The bad news is that there is no shortcut to effective pandemic management. The good news is that social trust—the kind that undergirds both an institutional response and a technological one—can be cultivated, as long as responsible authorities keep their promises and refuse to default on their most basic obligations. Even small acts of ministerial competence can go a long way in a crisis. Taiwan banned the export of N95 and surgical masks on January 24 and nationalized mask distribution two weeks later, which established an atmosphere of mettle and faith.
Americans, of course, need far more than access to masks, though that would be a good start. A functional government, universal health care, and a much stronger social safety net—not to mention consistent, meaningful communication from on high—would help us relinquish the enduring fantasy that we will be saved by a Silicon Valley moon shot or that our low levels of social trust are congenital.

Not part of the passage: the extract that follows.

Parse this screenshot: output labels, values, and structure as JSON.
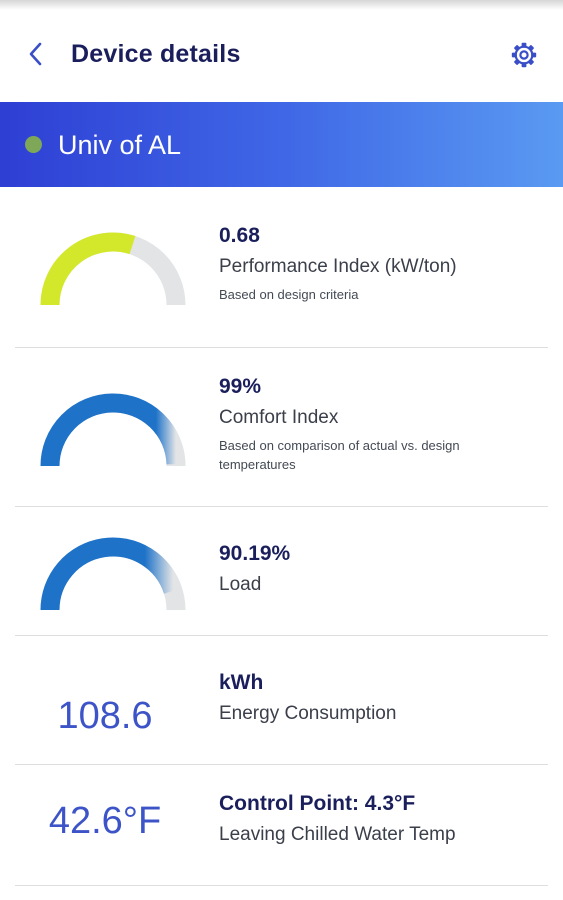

Over the past few months we've seen some fleeting, guarded optimism that this moment might be used as an opportunity for national reconciliation—a time to re-create a sense of fellowship and solidarity lost to decades of increasingly rancorous polarization. Crises like these can be occasions to see ourselves as part of what Margaret Levi and the political scientist John Ahlquist call an “expanded community of fate,” “those with whom we perceive our interests as bound and with whom we are willing to act in solidarity at some personal sacrifice.” The spontaneous appearance or expansion of radical mutual-aid groups—grassroots efforts of concerned citizens to help ease one another's difficulties—might thus be taken as an auspicious sign. But mutual-aid groups are at best a stopgap measure. All too often we imagine that Washington doesn't work because we as citizens are irremediably polarized, when the truth is almost certainly the opposite. We cannot thus hope that mere crisis solidarity will once again render America functional; we must instead remind our leaders that our precarious solidarity hangs in the balance of their competence. They should feel welcome to start with something small.